The dangerous eval isn't the one that fails — it's the one that passes a model it shouldn't. Learn to smell it. Warning signs: a suspiciously high safe-refusal rate with an over-refusal axis that's missing or measured on trivial prompts; benign prompts with no real look-alikes; a public set the model likely trained on; a pass bar that appeared after the results. Your job designing an eval is to try to break your own set before it breaks a release decision.

Red-team your own eval

For your draft eval set, write down the single way it could pass a genuinely unsafe model.
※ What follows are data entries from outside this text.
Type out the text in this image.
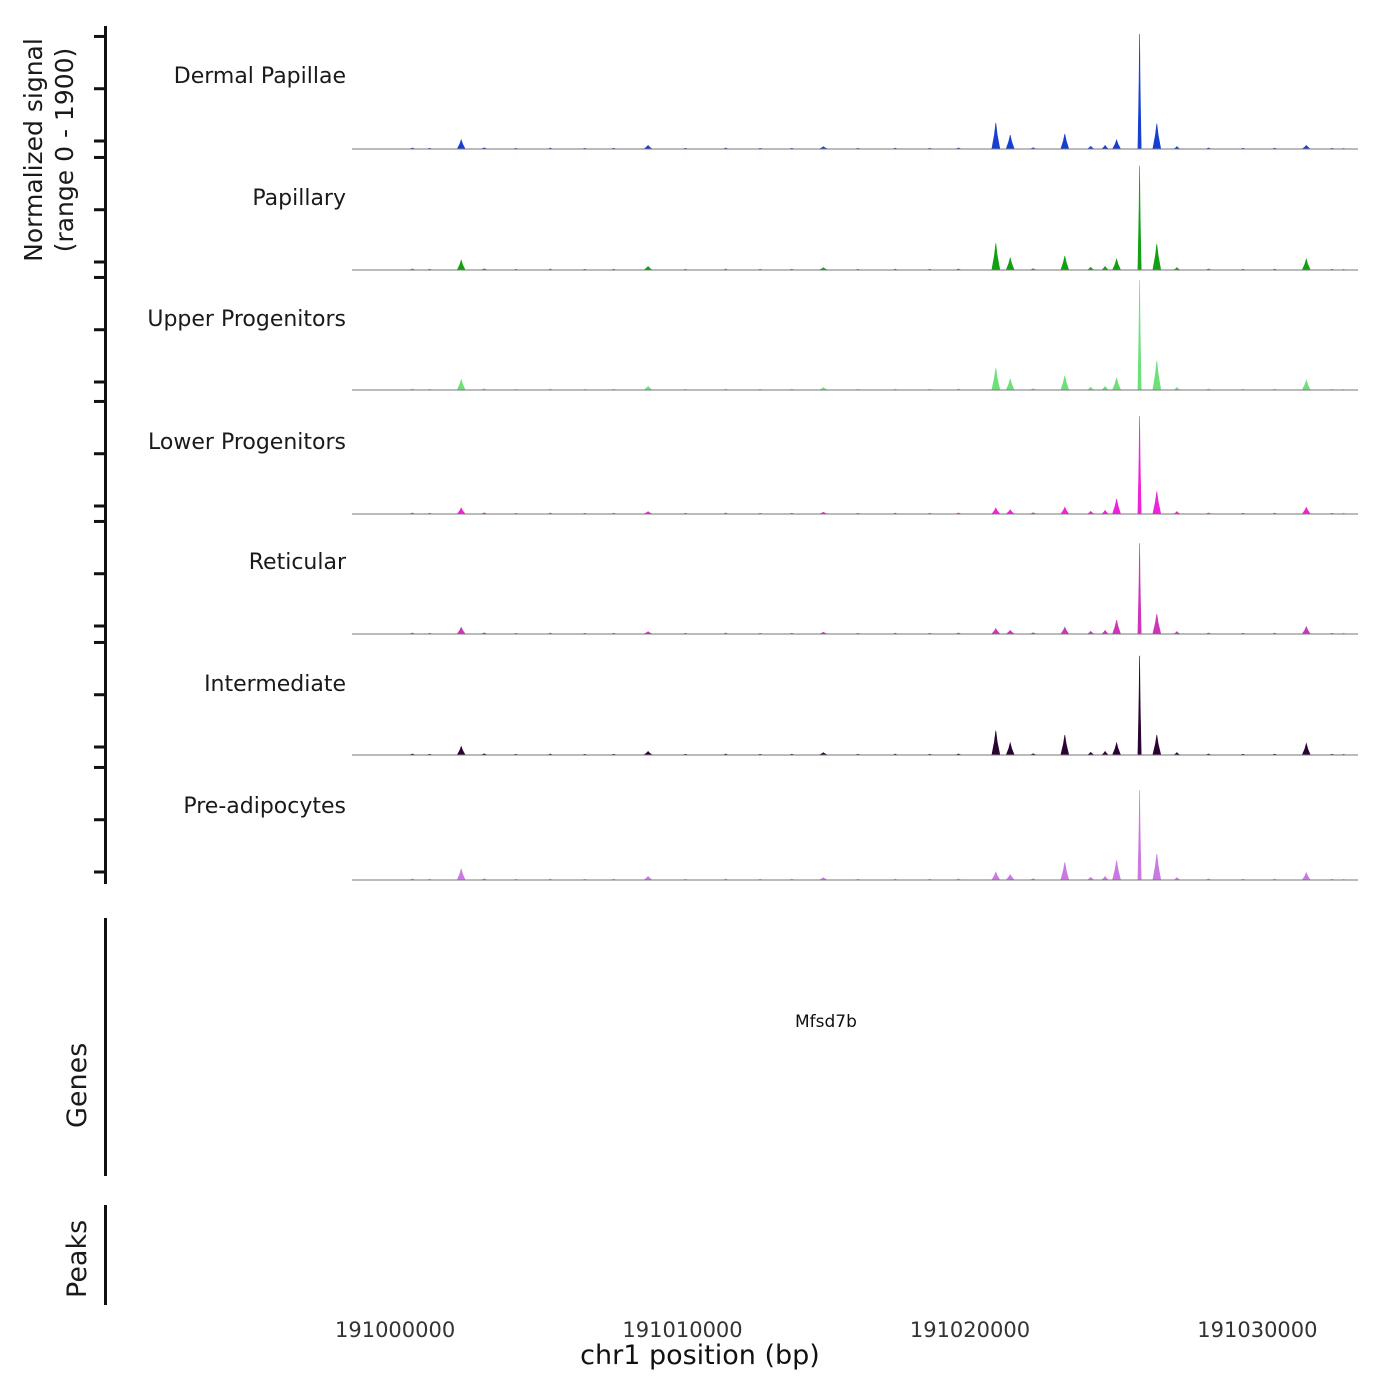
Normalized signal (range 0 - 1900)
Genes
Peaks
Dermal Papillae
Papillary
Upper Progenitors
Lower Progenitors
Reticular
Intermediate
Pre-adipocytes
Mfsd7b
191000000	191010000	191020000	191030000
chr1 position (bp)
That sentence is your eval's weakest link — and naming it is the difference between an eval you trust and one you merely hope is fine. (You'll name this weakest link again tomorrow in the Week 4 review.)

Judge biases, written down

If your design scales scoring with an LLM-as-judge (Day 18), the design doc must name the biases you'll control for: position/verbosity preference, self-preference for the judge's own style, leniency on polite refusals, and sensitivity to formatting. The control is calibration against human labels plus reporting the human-judge disagreement rate. An eval doc that uses a judge but doesn't account for its bias is hiding a variable in plain sight.

Your work today

Write the Eval-Set Design Doc

~75 minutes

Re-read §2–4 of XSTest for how a benign-look-alike class is constructed, and skim Challenges in Evaluating AI Systems for the contamination and judge-bias sections.
Write a one-page eval-set design doc: the harmful + benign prompt classes (with look-alikes), how many per class and why, and the taxonomy coverage you're claiming.
Specify contamination controls (held-out / freshly authored / private split) and justify each of the three metrics you'll report.
Pre-register the pass bar — exact thresholds for each metric — before running anything, and add a note on which judge biases you'd control for.
Finish with the "flattering-but-broken" sentence: the one way this set could pass an unsafe model. Browse HELM for how a mature suite documents many metrics and their rationale.

The expert move

A novice grades their eval by whether it runs. An expert grades it by whether it could pass a model that doesn't deserve to pass — and pre-registers metrics and the pass bar before seeing a single result, so the eval is a decision tool, not a rationalization. The altitude jump is from "I scored the model" to "I can defend that this score predicts deployment safety, and here's the one way it might not."

Say this in an interview: "I treat an eval set as a sampling claim and attack it before I trust it: balanced harmful and benign classes with real look-alikes, contamination controls, metrics and a pass bar I pre-register before seeing results. The question I'm really answering isn't 'did the model pass' — it's 'could this set pass a model that shouldn't,' and I write that weakest link down."

Today's Takeaways

An eval set is a sampling claim; the honesty lives in the set, not the code.
Anatomy: balanced classes (with look-alikes), coverage, contamination controls, justified metrics + a pre-registered pass bar.
The dangerous eval is the flattering-but-broken one — name the way it could pass an unsafe model.
If you use an LLM-judge, document its biases and your calibration in the design doc.